No idea. That is how people in LS'es spell "W'fharl" though. XD
In case you're unclear, the issue I continue to have with CT (that only gets worse as I'm forced to go back and talk to those NPCs again) is that, in spite of it leaving some poor bewildered kid sealed in a time bubble, it's actually treated as the mostly-ideal outcome. What amounts in practical terms to a symbolic suicide is treated instead as a moment of positive character growth for someone I can only assume the writers intended to be selfish and unlikable. (Also, 2.0 had a tiny "catboys are gross" problem.) Say what you will about how sacrifices are sometimes necessary, but it's not actually portrayed as that in-universe, even though it quite clearly is.
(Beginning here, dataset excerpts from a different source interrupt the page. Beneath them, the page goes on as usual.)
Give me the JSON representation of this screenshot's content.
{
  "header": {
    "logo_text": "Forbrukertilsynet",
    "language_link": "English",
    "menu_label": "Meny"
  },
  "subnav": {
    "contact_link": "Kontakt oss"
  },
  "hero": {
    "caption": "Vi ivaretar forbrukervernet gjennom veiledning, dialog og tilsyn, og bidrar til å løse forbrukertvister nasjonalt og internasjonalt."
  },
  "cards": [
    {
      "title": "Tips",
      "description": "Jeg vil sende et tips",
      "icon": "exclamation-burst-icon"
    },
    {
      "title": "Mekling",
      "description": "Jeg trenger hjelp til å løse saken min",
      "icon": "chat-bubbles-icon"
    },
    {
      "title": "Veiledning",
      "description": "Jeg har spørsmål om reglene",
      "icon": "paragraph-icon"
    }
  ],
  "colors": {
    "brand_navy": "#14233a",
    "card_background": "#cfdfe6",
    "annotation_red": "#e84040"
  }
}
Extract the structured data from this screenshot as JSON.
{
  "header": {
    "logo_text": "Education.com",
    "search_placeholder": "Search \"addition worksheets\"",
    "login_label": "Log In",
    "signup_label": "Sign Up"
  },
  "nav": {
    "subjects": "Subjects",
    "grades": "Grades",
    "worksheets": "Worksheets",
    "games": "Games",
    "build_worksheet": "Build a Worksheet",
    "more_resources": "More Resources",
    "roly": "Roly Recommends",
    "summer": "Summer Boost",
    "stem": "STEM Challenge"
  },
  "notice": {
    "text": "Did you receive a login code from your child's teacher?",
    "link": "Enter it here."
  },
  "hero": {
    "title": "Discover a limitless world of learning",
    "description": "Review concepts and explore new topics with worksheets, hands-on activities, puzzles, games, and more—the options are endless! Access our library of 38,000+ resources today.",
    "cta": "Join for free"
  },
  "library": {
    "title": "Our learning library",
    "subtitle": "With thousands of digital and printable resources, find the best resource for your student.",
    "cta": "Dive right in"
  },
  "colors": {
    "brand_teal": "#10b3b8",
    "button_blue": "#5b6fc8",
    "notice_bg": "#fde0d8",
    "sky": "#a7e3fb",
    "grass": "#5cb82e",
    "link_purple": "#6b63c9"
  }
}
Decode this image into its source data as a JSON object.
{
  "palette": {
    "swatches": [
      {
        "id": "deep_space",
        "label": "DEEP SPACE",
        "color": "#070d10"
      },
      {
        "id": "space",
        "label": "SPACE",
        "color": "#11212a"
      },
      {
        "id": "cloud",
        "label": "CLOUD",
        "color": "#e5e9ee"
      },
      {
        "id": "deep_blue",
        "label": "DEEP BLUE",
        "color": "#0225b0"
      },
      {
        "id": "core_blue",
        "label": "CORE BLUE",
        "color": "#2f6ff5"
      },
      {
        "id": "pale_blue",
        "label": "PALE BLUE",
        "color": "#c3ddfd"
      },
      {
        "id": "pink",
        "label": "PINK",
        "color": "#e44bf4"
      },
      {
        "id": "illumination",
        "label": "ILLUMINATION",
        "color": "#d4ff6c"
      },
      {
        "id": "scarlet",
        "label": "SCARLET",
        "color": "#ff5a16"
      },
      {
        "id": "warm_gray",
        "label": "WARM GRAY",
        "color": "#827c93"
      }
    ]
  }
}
My guess is we were meant to care more about the Tower itself (and all the nostalgia it represents) from the start, and feel that by getting rid of that guy nobody cared about anyway, we've basically guaranteed a bright future for humanity, even if that isn't in the present. That loops back around to the "ignoring moral complexities" problem, though, as the Tower was rather plainly presented as a more complex issue than simply "we don't know how it works," but when the time came to wrap it up, all that was ignored.
There's no Ser Zephirin or Regula van Hydrus to be the target of your frustration should you not be okay with that outcome, everyone simply agrees with you about how wonderful it is that he finally found his destiny. The possibility that anyone could be upset by it is simply ignored. It's probably the most ham-fisted moment in the entire game simply for how much it feels it needs to dictate the emotions of a character who is supposed to be a blank self-insert. (Oh hey, did I end up back on topic?)
I would have liked someone besides Ramnbroes in the SMN quests to at least have remembered that it happened, but since G'raha falls pretty neatly into the "Plot Destroying Superpower" category, I understand them not wanting to immediately acknowledge the existence of that in the MSQ. Still, I feel like the writers maybe shouldn't introduce that sort of character at all into a setting with no intentions of actually using them. (I never actually meant to involve him in this topic at all, since he could use a break, but you name-dropped him first.)
4.0 will allegedly have no scenario gate, and instead include some way of recapping the story so far. Feel free to pull out the Ancient Aliens gif, but I think that could be the way they fit BCoB and CT (and probably Alex and Void Arc) into continuity so that their various hanging threads can be addressed without gating or simply Spineshatter Diving continuity like Estinien did.
But I thought we were talking about Dark Knight?